Why are young people turning to prescription drugs?
The Cable speaks to John McGuirk, team leader and therapist at Off the Record, a mental health charity supporting 11-25 year olds.
Maria da Silva is a trainee on the Bristol Cable Media Lab 2018.
“As soon as you realize that it’s an easy way out, an easy way to cope, it makes you feel that bit happier,” says Sabrina, a final year student at Bristol University. “You’re not worried about the things that you were worried about before. But when that’s gone, it all comes back.”
Sabrina’s describing the feeling of taking Valium, a branded benzodiazepine (part of the family of drugs commonly known as minor tranquilizers), which are often prescribed for sleep and anxiety.
In the last year Xanax, also a benzodiazepine, has also made the headlines. There was talk of doctors warning of an emerging crisis and that the drug was putting lives at risk.
Beyond legal prescriptions, research by the Oxford Internet Institute also revealed that the UK accounts for 22% of all global trade of Xanax on the dark web, making it the second-largest market for untraceable online sales of Xanax in the world.
Behind this media frenzy, we sometimes forget to ask, why are young people turning to prescription drugs?
The Cable caught up with John McGuirk, a therapist from the mental health charity Off the Record, to talk about this issue.
McGuirk invites people to shift their attention away from the moral panic that sometimes follows when drugs and young people are used in the same sentence. Instead, he suggests, we need to explore why young people are needing to find a coping strategy in the first place.
“Is it OK?”
This is the first question McGuirk raises when talking about young people and drug taking. He points out how many young people are medicated on ADHD medication, which also has an impact on how our neurochemistry functions.
McGuirk says often the taking of medication is often met with, “yeah, that’s a good thing because now that person’s a more functional member of society.”
However we tend to think of non-prescribed use of medications very differently.
McGuirk says the question – ‘is it OK to use these chemicals to regulate our neurochemistry deliberately?’- is an “ethical question with philosophical undertones” and “one we’re going to have to answer as a culture”.
We leap to the conclusion, he adds, that of course it’s wrong, instead of asking what’s it for, why are people doing it?
“So why are young people taking drugs?

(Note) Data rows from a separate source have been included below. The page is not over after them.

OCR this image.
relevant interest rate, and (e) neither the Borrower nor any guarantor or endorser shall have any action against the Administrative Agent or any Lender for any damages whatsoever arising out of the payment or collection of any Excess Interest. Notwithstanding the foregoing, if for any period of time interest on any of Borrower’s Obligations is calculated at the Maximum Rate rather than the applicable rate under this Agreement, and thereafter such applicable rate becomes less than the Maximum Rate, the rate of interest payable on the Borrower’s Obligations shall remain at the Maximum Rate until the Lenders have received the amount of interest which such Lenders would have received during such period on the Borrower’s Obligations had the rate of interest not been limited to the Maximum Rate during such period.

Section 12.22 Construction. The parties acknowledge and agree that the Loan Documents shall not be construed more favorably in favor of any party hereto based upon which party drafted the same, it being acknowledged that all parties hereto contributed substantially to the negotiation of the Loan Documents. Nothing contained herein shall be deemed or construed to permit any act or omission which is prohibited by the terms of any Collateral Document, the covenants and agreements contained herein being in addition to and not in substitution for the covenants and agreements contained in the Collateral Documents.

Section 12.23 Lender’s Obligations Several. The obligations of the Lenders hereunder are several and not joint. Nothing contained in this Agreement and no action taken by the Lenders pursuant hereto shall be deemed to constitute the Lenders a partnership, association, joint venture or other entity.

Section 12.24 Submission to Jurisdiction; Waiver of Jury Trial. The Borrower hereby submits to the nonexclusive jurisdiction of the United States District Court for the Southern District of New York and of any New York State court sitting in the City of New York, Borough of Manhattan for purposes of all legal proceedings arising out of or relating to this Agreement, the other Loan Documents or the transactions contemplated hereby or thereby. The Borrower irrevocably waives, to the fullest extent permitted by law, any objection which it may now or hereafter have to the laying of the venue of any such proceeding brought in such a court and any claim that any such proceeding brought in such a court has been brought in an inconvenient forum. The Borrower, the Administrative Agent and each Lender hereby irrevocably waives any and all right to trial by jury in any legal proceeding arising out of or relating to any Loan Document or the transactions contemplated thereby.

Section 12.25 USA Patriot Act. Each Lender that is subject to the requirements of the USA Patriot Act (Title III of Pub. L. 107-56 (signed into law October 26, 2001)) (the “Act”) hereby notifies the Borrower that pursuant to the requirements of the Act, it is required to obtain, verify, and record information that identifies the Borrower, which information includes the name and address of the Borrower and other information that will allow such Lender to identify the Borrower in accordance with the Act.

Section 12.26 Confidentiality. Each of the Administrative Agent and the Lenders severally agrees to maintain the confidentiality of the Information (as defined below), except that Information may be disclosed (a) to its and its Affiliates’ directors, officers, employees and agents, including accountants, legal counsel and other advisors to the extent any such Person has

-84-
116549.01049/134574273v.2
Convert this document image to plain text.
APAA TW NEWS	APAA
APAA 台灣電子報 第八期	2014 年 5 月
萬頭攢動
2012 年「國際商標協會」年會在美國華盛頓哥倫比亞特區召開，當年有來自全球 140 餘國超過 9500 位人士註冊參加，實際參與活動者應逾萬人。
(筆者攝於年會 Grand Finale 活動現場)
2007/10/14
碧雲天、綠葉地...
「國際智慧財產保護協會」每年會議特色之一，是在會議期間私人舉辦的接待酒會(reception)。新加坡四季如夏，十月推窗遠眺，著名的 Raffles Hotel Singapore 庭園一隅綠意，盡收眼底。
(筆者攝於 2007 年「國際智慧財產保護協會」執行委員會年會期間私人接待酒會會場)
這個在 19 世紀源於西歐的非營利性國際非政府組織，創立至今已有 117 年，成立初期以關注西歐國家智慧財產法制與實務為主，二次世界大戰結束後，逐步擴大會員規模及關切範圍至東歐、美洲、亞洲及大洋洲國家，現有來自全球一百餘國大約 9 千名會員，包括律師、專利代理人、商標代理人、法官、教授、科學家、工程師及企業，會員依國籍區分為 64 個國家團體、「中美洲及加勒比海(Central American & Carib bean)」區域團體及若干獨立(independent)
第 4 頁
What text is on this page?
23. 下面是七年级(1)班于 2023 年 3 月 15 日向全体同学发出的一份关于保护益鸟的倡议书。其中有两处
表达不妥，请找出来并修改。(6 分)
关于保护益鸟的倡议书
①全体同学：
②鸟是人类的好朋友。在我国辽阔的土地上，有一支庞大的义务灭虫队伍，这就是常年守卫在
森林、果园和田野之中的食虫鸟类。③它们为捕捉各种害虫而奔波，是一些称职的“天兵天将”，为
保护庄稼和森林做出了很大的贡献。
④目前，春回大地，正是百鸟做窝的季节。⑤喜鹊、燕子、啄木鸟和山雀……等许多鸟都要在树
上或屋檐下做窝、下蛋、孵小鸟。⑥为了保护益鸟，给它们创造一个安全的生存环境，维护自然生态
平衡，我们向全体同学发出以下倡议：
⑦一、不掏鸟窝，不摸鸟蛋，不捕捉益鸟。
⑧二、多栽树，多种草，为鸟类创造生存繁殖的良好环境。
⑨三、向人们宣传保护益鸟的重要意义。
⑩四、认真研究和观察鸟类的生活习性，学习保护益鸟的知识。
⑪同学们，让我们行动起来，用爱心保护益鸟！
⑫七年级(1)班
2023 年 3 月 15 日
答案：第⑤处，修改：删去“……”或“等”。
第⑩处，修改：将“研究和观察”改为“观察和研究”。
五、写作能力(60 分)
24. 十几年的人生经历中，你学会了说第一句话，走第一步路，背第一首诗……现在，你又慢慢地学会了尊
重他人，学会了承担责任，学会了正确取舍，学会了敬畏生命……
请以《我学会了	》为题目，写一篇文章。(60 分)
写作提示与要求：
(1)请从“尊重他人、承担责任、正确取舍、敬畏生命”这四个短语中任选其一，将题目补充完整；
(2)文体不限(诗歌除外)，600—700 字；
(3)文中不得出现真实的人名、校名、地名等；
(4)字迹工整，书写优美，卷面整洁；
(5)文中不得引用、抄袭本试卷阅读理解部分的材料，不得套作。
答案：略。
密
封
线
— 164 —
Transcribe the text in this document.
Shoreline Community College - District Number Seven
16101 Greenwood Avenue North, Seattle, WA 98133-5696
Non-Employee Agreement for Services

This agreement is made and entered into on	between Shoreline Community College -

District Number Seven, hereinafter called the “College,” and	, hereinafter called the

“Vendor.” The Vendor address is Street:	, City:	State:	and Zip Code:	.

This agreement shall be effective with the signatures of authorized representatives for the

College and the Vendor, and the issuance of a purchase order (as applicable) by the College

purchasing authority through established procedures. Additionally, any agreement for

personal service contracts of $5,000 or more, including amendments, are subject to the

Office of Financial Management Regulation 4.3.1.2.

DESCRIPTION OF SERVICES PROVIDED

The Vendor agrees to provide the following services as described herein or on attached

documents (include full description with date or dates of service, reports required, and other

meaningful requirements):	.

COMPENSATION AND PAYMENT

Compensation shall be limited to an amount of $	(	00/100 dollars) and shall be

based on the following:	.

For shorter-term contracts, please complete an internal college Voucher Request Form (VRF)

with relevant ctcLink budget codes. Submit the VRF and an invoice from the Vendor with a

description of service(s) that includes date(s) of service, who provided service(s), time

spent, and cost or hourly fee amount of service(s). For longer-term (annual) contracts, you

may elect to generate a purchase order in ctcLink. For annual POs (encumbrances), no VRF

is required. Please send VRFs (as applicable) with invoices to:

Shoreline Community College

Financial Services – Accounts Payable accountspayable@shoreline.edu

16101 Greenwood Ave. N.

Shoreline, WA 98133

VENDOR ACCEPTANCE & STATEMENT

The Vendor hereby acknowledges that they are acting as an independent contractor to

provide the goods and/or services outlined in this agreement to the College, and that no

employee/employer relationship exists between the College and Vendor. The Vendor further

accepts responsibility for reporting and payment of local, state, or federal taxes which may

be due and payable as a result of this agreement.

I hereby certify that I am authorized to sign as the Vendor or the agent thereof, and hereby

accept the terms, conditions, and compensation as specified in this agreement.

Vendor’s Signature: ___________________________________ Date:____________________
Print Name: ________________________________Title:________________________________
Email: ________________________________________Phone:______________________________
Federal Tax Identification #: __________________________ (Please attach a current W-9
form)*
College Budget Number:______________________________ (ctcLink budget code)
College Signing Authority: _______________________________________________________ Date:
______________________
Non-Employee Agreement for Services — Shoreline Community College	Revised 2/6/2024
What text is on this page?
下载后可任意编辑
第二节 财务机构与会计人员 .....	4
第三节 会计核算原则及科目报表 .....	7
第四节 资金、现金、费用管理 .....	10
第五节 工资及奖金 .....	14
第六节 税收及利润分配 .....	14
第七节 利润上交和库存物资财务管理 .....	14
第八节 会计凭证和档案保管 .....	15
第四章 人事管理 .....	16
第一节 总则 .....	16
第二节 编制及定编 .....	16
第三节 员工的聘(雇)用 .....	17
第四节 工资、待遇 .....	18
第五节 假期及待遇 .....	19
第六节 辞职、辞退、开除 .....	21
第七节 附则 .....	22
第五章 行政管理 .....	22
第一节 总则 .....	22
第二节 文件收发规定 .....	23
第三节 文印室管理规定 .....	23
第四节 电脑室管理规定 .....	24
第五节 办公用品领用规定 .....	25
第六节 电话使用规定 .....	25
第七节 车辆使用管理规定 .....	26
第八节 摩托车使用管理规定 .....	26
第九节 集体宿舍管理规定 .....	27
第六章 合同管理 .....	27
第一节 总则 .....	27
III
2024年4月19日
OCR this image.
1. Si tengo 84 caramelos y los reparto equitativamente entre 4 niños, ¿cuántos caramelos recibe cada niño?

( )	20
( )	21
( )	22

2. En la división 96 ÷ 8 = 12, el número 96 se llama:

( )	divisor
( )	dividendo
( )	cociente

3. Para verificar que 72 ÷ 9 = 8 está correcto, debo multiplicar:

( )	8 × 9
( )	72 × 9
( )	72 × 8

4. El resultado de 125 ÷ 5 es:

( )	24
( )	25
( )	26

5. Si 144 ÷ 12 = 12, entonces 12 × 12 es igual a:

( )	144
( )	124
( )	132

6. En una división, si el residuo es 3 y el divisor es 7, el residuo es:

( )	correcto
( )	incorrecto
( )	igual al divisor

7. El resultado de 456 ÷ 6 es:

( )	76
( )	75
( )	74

Why did my generation drink a lot of alcohol and this generation is more on anti-anxiety drugs for example, what’s that about? I guess the people to ask that question to are the young people,” he says.
The ‘window of tolerance’
McGuirk sums up the reasons young people might be self-medicating with prescription drugs into two broad explanations: to regulate overstimulation or understimulation.
“As humans, we all have a window of tolerance in which we feel we can manage distress. Sometimes we can experience too much stimulation: I need something to relax me or to reduce the intensity. Or not enough stimulation: I need something to increase the intensity of those feelings, to stop feeling numb.”
The same thing – whether it be over-exercising, self-harm, or taking prescription drugs – can achieve either of those things for different people.
“A young person isn’t usually taking prescription drugs for kicks,” says McGuirk. “It’s because there’s a fundamental need that is not being met in their context. If that’s the case, the best thing you can say is ‘what do you need?’ and begin to meet the need beneath the distress.”
Similarly, Sabrina the university student, said, “If you’re not feeling great and manage to seek help, but then are told you have to be on a waiting list, you’re going to find something else to help you cope.”
McGuirk again emphasizes that all too often we forget that it’s not about, “‘I can’t cope without the drug’, it’s more like, ‘I can’t cope with the intensity of this feeling.'”
A loss in social connection?
Sabrina adds that because people aren’t able to reach out, they turn inwards, taking drugs to support them to cope. McGuirk also links some young people’s anxiety and distress to a sense of increasing social disconnection in our society.
He refers a classic analogy in addiction based on an experiment with rats called ‘rat park’. In short, when you have a rat living in an isolated, bleak cage with both a water and (the heroin substitute) morphine tap available, the experiment showed the rat only used the morphine tap. When the same rat is put in ‘rat wonderland’ with lots of other rats, it, along with the majority of other rats, barely touched the morphine tap.
McGuirk says that young people in particular have a hard time creating close connections with others that involve “sharing vulnerability, sharing feelings, being really honest with who we are”.
“If we aim to just solve the prescribed drug thing we won’t solve anything, we could make prescribed drugs illegal, shut down the dark web, it won’t solve anything,” he concludes. “The need will still be there, young people will just find something else to replace it.”